Je me plais à imaginer la présence des biches dans les bois tout proches mais crains leur apparition inattendue autant qu'inopportune au beau milieu de la chaussée de l'autoroute. Fort heureusement, elles ne passent que rarement, et de préférence au crépuscule ou la nuit. Nous trouvons sans difficulté le centre du parc naturel régional des Landes de Gascogne situé dans le minuscule village de Saugnac (sortie d'autoroute Le Muret) aux maisons typiques mais malheureusement un peu délabrées et désertées. Un gîte y a également été implanté afin de redonner vie et activité à cette campagne isolée. Nous sommes tous des habitués des activités nautiques sportives et nous nous mettons rapidement en tenue : maillot, tee-shirt et sweat-shirt (pas de k-way, vu le temps - sauf Jean-Louis B. -) et chaussures de toile. Nous prenons nos sacs de pique-nique et nous dirigeons vers la base où l'on nous équipe de gilets de sauvetage et de pagaies, ainsi que de bidons étanches pour y abriter les affaires que nous emportons avant de monter dans un bus qui nous emmène à Pissos.
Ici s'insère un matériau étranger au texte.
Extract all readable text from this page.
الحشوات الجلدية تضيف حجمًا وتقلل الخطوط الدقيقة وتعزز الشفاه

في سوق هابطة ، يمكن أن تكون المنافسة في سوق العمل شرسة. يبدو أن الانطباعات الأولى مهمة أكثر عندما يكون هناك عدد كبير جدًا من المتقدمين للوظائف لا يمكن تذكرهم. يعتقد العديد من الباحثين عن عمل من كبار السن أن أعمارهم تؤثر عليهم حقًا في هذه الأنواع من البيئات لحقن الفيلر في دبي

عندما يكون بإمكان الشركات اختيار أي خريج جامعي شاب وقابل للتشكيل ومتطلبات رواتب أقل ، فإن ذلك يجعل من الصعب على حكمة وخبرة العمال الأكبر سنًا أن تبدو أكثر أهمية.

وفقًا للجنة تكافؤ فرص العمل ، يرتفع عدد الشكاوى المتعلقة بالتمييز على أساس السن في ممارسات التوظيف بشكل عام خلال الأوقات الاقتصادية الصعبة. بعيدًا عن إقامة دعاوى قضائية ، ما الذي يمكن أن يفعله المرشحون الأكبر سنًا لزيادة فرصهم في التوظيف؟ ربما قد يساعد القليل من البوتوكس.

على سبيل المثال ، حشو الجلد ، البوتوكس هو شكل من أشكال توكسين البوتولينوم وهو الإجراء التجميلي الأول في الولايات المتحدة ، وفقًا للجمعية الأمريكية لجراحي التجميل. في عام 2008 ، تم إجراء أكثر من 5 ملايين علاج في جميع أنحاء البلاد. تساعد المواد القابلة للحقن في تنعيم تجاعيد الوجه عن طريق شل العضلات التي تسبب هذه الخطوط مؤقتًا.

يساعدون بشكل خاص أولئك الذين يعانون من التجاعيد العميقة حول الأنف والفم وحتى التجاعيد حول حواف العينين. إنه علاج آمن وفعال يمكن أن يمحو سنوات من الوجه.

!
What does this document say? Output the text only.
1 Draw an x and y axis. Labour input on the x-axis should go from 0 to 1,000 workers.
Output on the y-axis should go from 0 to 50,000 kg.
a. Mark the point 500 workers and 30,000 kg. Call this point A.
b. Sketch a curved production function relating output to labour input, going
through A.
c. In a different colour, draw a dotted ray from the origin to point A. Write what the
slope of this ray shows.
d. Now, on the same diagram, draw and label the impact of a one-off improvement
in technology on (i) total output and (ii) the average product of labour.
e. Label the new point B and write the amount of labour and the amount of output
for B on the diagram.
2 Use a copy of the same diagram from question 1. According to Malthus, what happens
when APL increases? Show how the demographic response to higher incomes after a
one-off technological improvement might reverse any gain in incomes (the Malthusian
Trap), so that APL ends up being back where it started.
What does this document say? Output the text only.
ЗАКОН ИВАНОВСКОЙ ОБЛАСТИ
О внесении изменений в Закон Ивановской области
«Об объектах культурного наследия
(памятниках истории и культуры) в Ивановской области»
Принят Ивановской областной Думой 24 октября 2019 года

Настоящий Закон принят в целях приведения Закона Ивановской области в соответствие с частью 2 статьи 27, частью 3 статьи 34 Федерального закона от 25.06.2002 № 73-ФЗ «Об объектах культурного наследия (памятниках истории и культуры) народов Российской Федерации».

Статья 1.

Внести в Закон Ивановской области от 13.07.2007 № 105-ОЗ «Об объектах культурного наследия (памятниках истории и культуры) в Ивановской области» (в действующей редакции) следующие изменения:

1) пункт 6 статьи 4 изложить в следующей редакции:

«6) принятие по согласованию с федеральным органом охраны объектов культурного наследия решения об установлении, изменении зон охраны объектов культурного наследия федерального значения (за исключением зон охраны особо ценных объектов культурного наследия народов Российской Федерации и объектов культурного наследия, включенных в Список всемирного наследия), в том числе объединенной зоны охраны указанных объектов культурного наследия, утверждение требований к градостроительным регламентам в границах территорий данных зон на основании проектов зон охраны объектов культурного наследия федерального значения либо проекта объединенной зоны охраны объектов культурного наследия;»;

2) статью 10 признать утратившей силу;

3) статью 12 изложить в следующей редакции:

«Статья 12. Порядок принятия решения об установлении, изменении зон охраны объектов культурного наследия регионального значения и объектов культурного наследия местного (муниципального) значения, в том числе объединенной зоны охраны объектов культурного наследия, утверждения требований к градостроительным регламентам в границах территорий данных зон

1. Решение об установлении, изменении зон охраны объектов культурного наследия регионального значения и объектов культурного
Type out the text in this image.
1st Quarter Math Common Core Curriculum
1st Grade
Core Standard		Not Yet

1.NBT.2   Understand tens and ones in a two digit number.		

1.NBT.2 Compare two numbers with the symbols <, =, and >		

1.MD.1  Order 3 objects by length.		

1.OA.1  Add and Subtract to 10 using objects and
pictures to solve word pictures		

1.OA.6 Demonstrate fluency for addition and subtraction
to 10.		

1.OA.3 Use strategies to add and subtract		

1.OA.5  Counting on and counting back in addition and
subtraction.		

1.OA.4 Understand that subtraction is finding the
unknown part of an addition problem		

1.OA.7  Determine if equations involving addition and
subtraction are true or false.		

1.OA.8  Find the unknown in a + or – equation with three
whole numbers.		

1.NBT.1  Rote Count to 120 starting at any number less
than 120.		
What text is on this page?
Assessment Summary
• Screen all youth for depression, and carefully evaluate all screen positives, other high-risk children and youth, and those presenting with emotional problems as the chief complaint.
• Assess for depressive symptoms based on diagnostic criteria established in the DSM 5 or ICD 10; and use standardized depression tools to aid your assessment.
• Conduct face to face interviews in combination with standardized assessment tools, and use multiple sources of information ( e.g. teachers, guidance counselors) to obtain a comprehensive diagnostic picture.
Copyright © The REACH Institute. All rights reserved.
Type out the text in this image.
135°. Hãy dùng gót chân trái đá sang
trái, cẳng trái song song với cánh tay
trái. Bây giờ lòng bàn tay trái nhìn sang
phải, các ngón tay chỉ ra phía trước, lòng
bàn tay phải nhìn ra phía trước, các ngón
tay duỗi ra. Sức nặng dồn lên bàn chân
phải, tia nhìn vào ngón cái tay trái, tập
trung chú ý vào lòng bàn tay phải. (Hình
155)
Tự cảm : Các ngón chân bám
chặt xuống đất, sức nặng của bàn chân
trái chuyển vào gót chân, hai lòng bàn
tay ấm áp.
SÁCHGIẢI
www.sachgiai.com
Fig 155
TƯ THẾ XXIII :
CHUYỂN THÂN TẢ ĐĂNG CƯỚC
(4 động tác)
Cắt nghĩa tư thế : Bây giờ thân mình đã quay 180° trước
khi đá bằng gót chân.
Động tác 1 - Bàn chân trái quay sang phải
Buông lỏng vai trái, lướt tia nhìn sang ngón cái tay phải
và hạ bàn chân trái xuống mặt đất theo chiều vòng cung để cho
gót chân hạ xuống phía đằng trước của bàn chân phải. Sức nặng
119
De là, nous aurons la journée pour descendre la rivière jusqu'au centre (cinq heures de navigation pour une quinzaine de kilomètres, sans compter la pause repas). Le moniteur nous donne des informations intéressantes sur la région. Par exemple, les ressources ne sont plus limitées à l'exploitation de la filière bois et à la culture du maïs. Moyennant l'apport d'engrais, bien sûr, car le sable est un bon support mais il ne nourrit pas, et l'eau n'est jamais loin, la nappe phréatique étant très haute, les Landais se sont mis à diversifier les cultures : carottes, asperges, fruits rouges (pour une bonne part à destination de la Grande Bretagne car les Anglais en sont friands) - groseilles, myrtilles, framboises -.
Le bus s'arrête sur un espace plat en bordure d'un élargissement de la rivière qui forme un petit lac. L'eau est brune. Les pluies abondantes de ces dernières semaines qui ont succédé à la sécheresse du mois d'août ont gonflé les rus et arraché la faible couche de limon des rives sablonneuses. Le moniteur nous montre en quelques minutes le maniement de la pagaie, et c'est parti ! Les équipes se forment rapidement, poussent les embarcations à l'eau et se répartissent les rôles : à l'avant le matelot, à l'arrière le barreur (qui imprime la direction avec la pagaie). Première surprise, l'étendue d'eau débouche immédiatement sur un rapide dans le passage où la largeur de son cours se réduit. Anna hurle : elle est montée avec Julien et, la coordination n'étant pas parfaite, ils s'apprêtent à dévaler l'eau (légèrement) tumultueuse de biais, et même à reculons. Peu importe ! Les canoës de plastique sont très stables et nous ne sommes pas sur la Nive à Bidarray ; les remous ne durent pas, provoqués seulement par la présence d'un tronc d'arbre tombé en travers du cours d'eau que le flot peu profond franchit en bondissant, animé d'un vif courant. C'est d'ailleurs ce qui m'étonne. Lorsque nous étions allés faire du kayak sur le courant de Huchet, qui n'a de courant que le nom, et dont l'embouchure se situe dans l'anse de Port d'Albret, il avait fallu ramer continûment, sinon l'embarcation n'avançait pas. Ici l'eau, dont la profondeur varie entre 40 centimètres et deux mètres cinquante-trois mètres, bénéficie d'une réelle pente et s'écoule parfois à vive allure. Richard et moi attendons le passage de notre progéniture respective. Jonathan et Jérémie pagaient dans le plus grand désordre. Le bateau bute alternativement contre une rive ou l'autre, avance de côté ou bien à reculons.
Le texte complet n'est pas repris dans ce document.